W-MCP7-1.267 Newspaper clippings about T.B. McQuesten.
Jan 1 1900
Hamilton, Ontario, has lost one of its most distinguished citizens in the death of Mr. Thomas Baker McQuesten. Though he was born in the town of Hespeler, he spent almost all his mature life in Hamilton. Much as that city owes to his vision and energy, however, his influence extended far beyond its boundaries, to touch in some ways the lives of almost every one in the Province.
After graduating from the University of Toronto and the Osgoode Hall Law School, he became a successful lawyer. His public career began in 1913, with election to the Hamilton City Council. From the first, he strove for the improvement of the amenities of the city, and today its fine parks, the Botanical Gardens, and many other features, remain as a memorial to his achievement. The scenic development of the Niagara Falls district is also owed largely to his initiative and continued interest.
In 1934, Mr. McQuesten entered the Provincial Legislature. A Liberal, he was immediately appointed to Premier Hepburn's Cabinet as Minister of Highways, and from his work evolved the great system of Provincial Highways on the scale they are today. His character and political ability gave him considerable influence, and he gained a wide public respect. Of attractive personality, he made many warm and lasing friendships. Active in church work, his life was a worthy example of his beliefs.
His fellow-citizens in this Province mourn the loss of an able and devoted public servant, a man of wide sympathies and broad idealism. The good work that he did will live for many years.
This week came recognition of the outstanding public services of Thomas Baker McQuesten, K.C., B.A, LL.B., LL.D. When he was chosen for the gold medal award of the Advertising and Sales Club to the Citizen of the Year it was Mayor Sam Lawrence who aptly described the selection. Said His Worship, Mr. McQuesten is "the most outstanding citizen not only for 1947 but for many years in the history of the city."
Since this award was established the Ad Club has been careful to eliminate those nominees who have been identified prominently with political parties. Had this not been so there can be little doubt that Mr. McQuesten would have been recognized long ago as a pre-eminent candidate for this civic honour.
We can think of no individual who has, over the years, rendered the same measure of public service to this community. And few there are in public life who have contributed as much to the enhancement of this province and, indeed, to this dominion.
Mr. McQuesten is a barrister by profession but he is an engineer by instinct. This is something perhaps, which we doubt ever occurred to him. But his works have been those of men who think in grand terms of parks, highways, bridges, railways, viaducts. It was not a legal mind that developed Hamilton's incomparable parks system, Hamilton's Western Entrance, the Queen Elizabeth Way, the Great North Road; conceiving three great international bridges across the St. Lawrence, the St. Clair and Niagara; restored the historic monuments of Fort Henry, Fort St.

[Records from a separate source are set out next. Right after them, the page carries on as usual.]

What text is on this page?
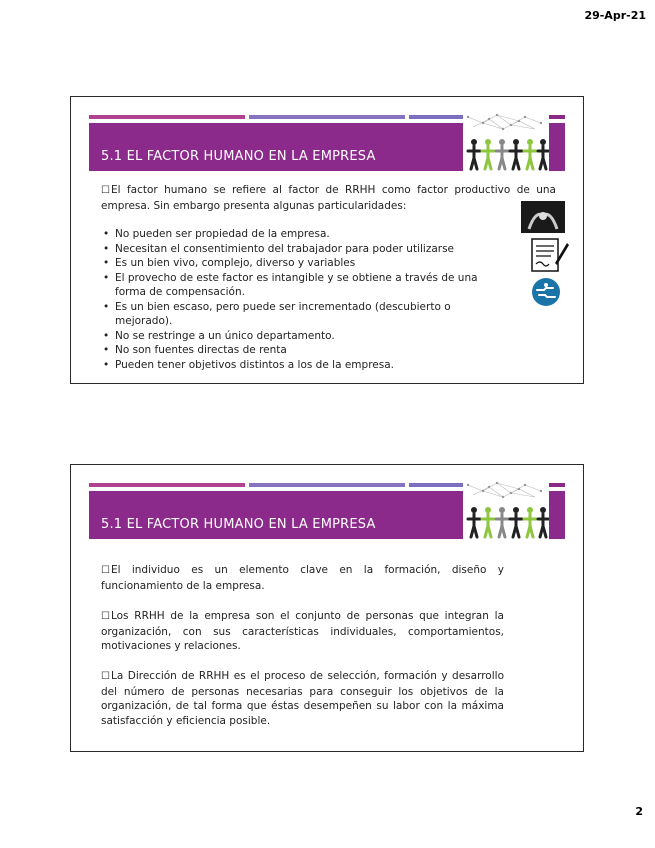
29-Apr-21
5.1 EL FACTOR HUMANO EN LA EMPRESA
☐El factor humano se refiere al factor de RRHH como factor productivo de una empresa. Sin embargo presenta algunas particularidades:
• No pueden ser propiedad de la empresa.
• Necesitan el consentimiento del trabajador para poder utilizarse
• Es un bien vivo, complejo, diverso y variables
• El provecho de este factor es intangible y se obtiene a través de una forma de compensación.
• Es un bien escaso, pero puede ser incrementado (descubierto o mejorado).
• No se restringe a un único departamento.
• No son fuentes directas de renta
• Pueden tener objetivos distintos a los de la empresa.
5.1 EL FACTOR HUMANO EN LA EMPRESA
☐El individuo es un elemento clave en la formación, diseño y funcionamiento de la empresa.
☐Los RRHH de la empresa son el conjunto de personas que integran la organización, con sus características individuales, comportamientos, motivaciones y relaciones.
☐La Dirección de RRHH es el proceso de selección, formación y desarrollo del número de personas necesarias para conseguir los objetivos de la organización, de tal forma que éstas desempeñen su labor con la máxima satisfacción y eficiencia posible.
2
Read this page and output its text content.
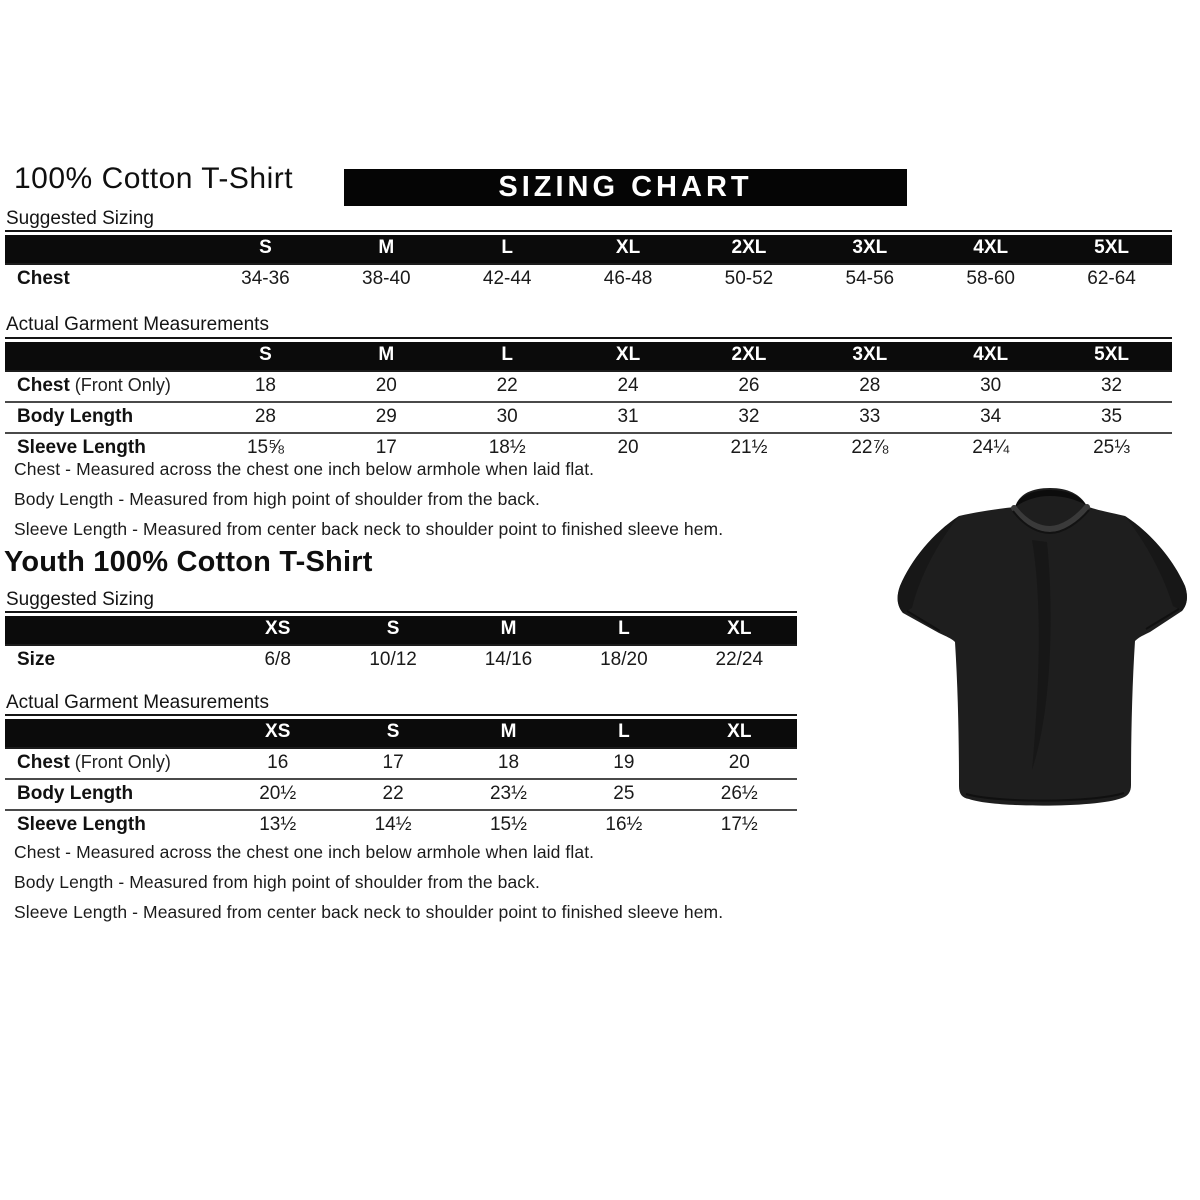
100% Cotton T-Shirt	SIZING CHART
Suggested Sizing
	S	M	L	XL	2XL	3XL	4XL	5XL
Chest	34-36	38-40	42-44	46-48	50-52	54-56	58-60	62-64
Actual Garment Measurements
	S	M	L	XL	2XL	3XL	4XL	5XL
Chest (Front Only)	18	20	22	24	26	28	30	32
Body Length	28	29	30	31	32	33	34	35
Sleeve Length	15⅝	17	18½	20	21½	22⅞	24¼	25⅓

Chest - Measured across the chest one inch below armhole when laid flat.

Body Length - Measured from high point of shoulder from the back.

Sleeve Length - Measured from center back neck to shoulder point to finished sleeve hem.

Youth 100% Cotton T-Shirt
Suggested Sizing
	XS	S	M	L	XL
Size	6/8	10/12	14/16	18/20	22/24
Actual Garment Measurements
	XS	S	M	L	XL
Chest (Front Only)	16	17	18	19	20
Body Length	20½	22	23½	25	26½
Sleeve Length	13½	14½	15½	16½	17½

Chest - Measured across the chest one inch below armhole when laid flat.

Body Length - Measured from high point of shoulder from the back.

Sleeve Length - Measured from center back neck to shoulder point to finished sleeve hem.
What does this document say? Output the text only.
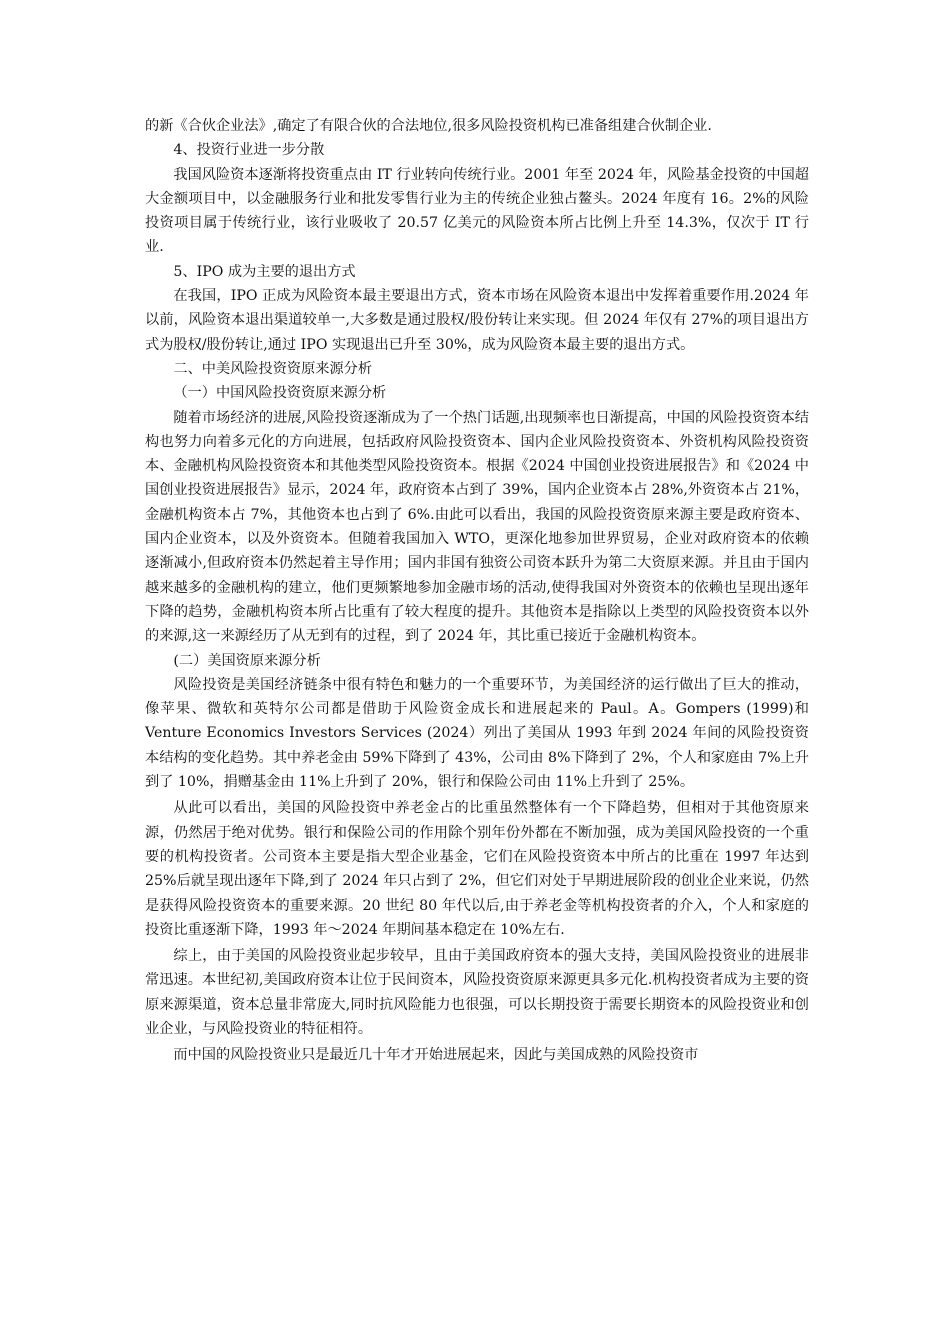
的新《合伙企业法》,确定了有限合伙的合法地位,很多风险投资机构已准备组建合伙制企业.

4、投资行业进一步分散

我国风险资本逐渐将投资重点由 IT 行业转向传统行业。2001 年至 2024 年，风险基金投资的中国超大金额项目中，以金融服务行业和批发零售行业为主的传统企业独占鳌头。2024 年度有 16。2%的风险投资项目属于传统行业，该行业吸收了 20.57 亿美元的风险资本所占比例上升至 14.3%，仅次于 IT 行业.

5、IPO 成为主要的退出方式

在我国，IPO 正成为风险资本最主要退出方式，资本市场在风险资本退出中发挥着重要作用.2024 年以前，风险资本退出渠道较单一,大多数是通过股权/股份转让来实现。但 2024 年仅有 27%的项目退出方式为股权/股份转让,通过 IPO 实现退出已升至 30%，成为风险资本最主要的退出方式。

二、中美风险投资资原来源分析

（一）中国风险投资资原来源分析

随着市场经济的进展,风险投资逐渐成为了一个热门话题,出现频率也日渐提高，中国的风险投资资本结构也努力向着多元化的方向进展，包括政府风险投资资本、国内企业风险投资资本、外资机构风险投资资本、金融机构风险投资资本和其他类型风险投资资本。根据《2024 中国创业投资进展报告》和《2024 中国创业投资进展报告》显示，2024 年，政府资本占到了 39%，国内企业资本占 28%,外资资本占 21%，金融机构资本占 7%，其他资本也占到了 6%.由此可以看出，我国的风险投资资原来源主要是政府资本、国内企业资本，以及外资资本。但随着我国加入 WTO，更深化地参加世界贸易，企业对政府资本的依赖逐渐减小,但政府资本仍然起着主导作用；国内非国有独资公司资本跃升为第二大资原来源。并且由于国内越来越多的金融机构的建立，他们更频繁地参加金融市场的活动,使得我国对外资资本的依赖也呈现出逐年下降的趋势，金融机构资本所占比重有了较大程度的提升。其他资本是指除以上类型的风险投资资本以外的来源,这一来源经历了从无到有的过程，到了 2024 年，其比重已接近于金融机构资本。

(二）美国资原来源分析

风险投资是美国经济链条中很有特色和魅力的一个重要环节，为美国经济的运行做出了巨大的推动，像苹果、微软和英特尔公司都是借助于风险资金成长和进展起来的 Paul。A。Gompers (1999)和 Venture Economics Investors Services (2024）列出了美国从 1993 年到 2024 年间的风险投资资本结构的变化趋势。其中养老金由 59%下降到了 43%，公司由 8%下降到了 2%，个人和家庭由 7%上升到了 10%，捐赠基金由 11%上升到了 20%，银行和保险公司由 11%上升到了 25%。

从此可以看出，美国的风险投资中养老金占的比重虽然整体有一个下降趋势，但相对于其他资原来源，仍然居于绝对优势。银行和保险公司的作用除个别年份外都在不断加强，成为美国风险投资的一个重要的机构投资者。公司资本主要是指大型企业基金，它们在风险投资资本中所占的比重在 1997 年达到 25%后就呈现出逐年下降,到了 2024 年只占到了 2%，但它们对处于早期进展阶段的创业企业来说，仍然是获得风险投资资本的重要来源。20 世纪 80 年代以后,由于养老金等机构投资者的介入，个人和家庭的投资比重逐渐下降，1993 年～2024 年期间基本稳定在 10%左右.

综上，由于美国的风险投资业起步较早，且由于美国政府资本的强大支持，美国风险投资业的进展非常迅速。本世纪初,美国政府资本让位于民间资本，风险投资资原来源更具多元化.机构投资者成为主要的资原来源渠道，资本总量非常庞大,同时抗风险能力也很强，可以长期投资于需要长期资本的风险投资业和创业企业，与风险投资业的特征相符。

而中国的风险投资业只是最近几十年才开始进展起来，因此与美国成熟的风险投资市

George and the home in which William Lyon Mackenzie inspired the movement for responsible government in the company of nations which has become the British Empire.
It was McQuesten, the engineer, who devoted a decade to the development of the Niagara Parks System as one of the unique showplaces in this hemisphere. And we can think of no other imagination than his, in this city, which might have encompassed the vision of the Royal Botanical Gardens.
Few Hamiltonians yet appreciate what our Royal Botanical Gardens are in reality or what they are to become. Mr. McQuesten had looked for years at the incomparable panorama of the Dundas Valley and determined that some day this would be Hamilton's. He expects it to become second only to Niagara as one of the scenic attractions of Canada. It was by virtue of his efforts that there was a royal charter (and rare they are, today) granted by the King to the Garden's Society.
An appropriate estimate of Mr. McQuesten's services to Hamilton, and far beyond, would more than fill this page. Let this suffice. When historians count the score form the Niagara frontier through the peninsula, over Hamilton and across this province, they will see a dozen impressive and tangible monuments risen in the name of Thomas Baker McQuesten, a great Canadian.
Surely he is an outstanding Hamiltonian.